The head of Taiwan's ruling Nationalist Party called for more chances for the island to participate in international organizations after a meeting Monday with Chinese President Xi Jinping, whose government views the territory as a renegade province.
Eric Chu also affirmed his party's support for a consensus reached between Chinese and Taiwanese negotiators in 1992 that is interpreted by Beijing as a commitment to eventual unification.
That stance is held as sacrosanct by China but has become increasingly unpopular among Taiwanese youth who see their island as an independent country.
Illustrating the matter's delicacy, the party issued a statement saying that the "'92 consensus" was the basis for dialogue, but that its exact meaning was open to interpretation.
"We hope exchanges can deepen between the sides, and that on the basis of the "92 consensus,' Taiwan will in future have even more international space to develop and even more opportunities in international organizations and activities," the statement said.
Despite increasingly close economic ties, support for political unification on Taiwan has remained low. Opposition to the Nationalists' pro-China policies contributed to heavy local electoral defeats for the party last year that led to Taiwanese President Ma Ying-jeou resigning as party chairman.
The sensitive unification issue is expected to feature prominently in next year's Taiwanese presidential elections, in which Chu is considered a likely candidate.

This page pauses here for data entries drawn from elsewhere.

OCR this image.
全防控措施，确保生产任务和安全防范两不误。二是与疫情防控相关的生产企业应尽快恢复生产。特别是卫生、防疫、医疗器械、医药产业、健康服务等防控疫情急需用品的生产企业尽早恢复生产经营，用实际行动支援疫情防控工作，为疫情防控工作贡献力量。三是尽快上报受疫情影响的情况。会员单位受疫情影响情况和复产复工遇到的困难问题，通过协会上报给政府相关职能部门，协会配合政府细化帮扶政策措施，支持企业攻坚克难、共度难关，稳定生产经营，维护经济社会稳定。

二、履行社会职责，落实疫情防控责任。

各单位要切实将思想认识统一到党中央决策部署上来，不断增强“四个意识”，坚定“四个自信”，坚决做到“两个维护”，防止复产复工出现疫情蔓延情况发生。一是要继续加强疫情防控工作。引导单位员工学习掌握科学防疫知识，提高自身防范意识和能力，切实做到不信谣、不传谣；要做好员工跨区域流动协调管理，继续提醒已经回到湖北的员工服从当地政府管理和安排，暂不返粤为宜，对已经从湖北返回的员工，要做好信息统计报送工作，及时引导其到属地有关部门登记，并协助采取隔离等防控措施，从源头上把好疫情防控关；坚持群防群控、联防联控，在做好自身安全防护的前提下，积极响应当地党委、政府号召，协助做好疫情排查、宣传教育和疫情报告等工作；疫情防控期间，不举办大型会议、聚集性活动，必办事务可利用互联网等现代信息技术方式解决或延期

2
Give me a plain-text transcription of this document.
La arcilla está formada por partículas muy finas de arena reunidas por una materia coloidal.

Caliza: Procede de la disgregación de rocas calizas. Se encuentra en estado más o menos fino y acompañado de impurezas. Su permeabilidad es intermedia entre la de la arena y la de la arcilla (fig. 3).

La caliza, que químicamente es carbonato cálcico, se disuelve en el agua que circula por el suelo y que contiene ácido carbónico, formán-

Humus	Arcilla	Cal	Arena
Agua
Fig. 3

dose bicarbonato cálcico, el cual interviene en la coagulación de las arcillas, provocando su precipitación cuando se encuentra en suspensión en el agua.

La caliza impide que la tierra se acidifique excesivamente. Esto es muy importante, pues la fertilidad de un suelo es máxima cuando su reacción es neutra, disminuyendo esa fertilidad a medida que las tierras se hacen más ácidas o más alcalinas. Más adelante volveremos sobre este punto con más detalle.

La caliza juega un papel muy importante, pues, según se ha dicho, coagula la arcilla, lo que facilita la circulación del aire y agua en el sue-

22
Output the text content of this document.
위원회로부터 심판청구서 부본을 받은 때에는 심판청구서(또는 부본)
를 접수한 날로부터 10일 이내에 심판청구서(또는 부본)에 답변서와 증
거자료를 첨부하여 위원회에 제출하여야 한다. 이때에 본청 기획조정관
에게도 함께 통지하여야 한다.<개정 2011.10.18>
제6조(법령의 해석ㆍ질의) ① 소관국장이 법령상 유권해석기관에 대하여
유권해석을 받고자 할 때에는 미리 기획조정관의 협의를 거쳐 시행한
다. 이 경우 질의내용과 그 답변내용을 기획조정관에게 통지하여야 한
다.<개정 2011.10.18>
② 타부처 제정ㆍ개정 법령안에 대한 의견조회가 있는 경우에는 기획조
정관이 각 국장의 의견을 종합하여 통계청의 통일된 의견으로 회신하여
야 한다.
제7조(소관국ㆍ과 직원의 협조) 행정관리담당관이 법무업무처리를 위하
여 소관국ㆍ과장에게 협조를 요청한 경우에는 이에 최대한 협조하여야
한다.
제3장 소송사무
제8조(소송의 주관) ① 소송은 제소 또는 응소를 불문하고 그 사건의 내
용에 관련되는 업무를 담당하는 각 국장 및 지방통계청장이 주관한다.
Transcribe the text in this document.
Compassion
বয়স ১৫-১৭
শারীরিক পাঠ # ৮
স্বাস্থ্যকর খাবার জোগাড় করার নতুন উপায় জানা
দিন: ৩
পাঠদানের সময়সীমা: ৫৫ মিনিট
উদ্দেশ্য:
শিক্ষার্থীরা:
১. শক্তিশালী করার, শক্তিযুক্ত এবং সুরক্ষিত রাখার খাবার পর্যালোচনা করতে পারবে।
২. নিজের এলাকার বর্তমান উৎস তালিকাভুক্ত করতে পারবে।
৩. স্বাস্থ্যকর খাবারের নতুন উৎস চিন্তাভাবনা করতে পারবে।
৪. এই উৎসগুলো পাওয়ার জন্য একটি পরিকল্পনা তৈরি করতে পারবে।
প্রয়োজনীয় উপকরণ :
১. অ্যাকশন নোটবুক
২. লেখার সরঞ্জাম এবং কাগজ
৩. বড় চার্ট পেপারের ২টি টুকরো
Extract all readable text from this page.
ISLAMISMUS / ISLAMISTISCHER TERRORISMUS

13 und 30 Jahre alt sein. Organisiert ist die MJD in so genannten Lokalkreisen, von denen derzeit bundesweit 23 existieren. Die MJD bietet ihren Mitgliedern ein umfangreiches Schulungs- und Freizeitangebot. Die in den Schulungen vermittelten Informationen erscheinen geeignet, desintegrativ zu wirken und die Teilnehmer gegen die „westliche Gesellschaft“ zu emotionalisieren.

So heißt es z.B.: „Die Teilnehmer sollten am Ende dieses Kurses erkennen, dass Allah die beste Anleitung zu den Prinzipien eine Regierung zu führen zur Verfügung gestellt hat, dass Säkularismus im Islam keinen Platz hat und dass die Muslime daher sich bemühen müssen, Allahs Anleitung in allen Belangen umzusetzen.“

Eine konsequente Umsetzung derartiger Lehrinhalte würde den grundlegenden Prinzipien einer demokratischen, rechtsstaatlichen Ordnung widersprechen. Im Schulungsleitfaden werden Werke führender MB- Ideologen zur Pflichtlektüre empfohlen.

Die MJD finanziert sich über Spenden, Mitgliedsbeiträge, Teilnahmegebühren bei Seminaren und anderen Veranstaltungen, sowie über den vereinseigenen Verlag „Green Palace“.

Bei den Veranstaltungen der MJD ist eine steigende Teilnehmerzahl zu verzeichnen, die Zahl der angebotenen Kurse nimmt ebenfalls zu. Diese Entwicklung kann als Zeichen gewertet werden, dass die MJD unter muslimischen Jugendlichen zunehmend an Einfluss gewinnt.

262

Speaking to reporters after his meeting with Xi, Chu said that Taiwan hopes not only to have "space to participate but also to join hand in hand and together create a win-win situation with the other side of the [Taiwan] strait" in the economic, environmental and other fields.
Chu, a former accounting professor and mayor of Taiwan's New Taipei City, spoke at a news conference following his talks with Xi. No Chinese officials attended the event, a reminder of the culture gap between China's authoritarian one-party system and Taiwan's freewheeling democracy.
The Nationalists were driven to Taiwan by Mao Zedong's Communists during the Chinese civil war in 1949, leading to decades of hostility between the sides. Chu, who took over as party leader in January, is the third Nationalist chairman to visit the mainland and the first since 2009.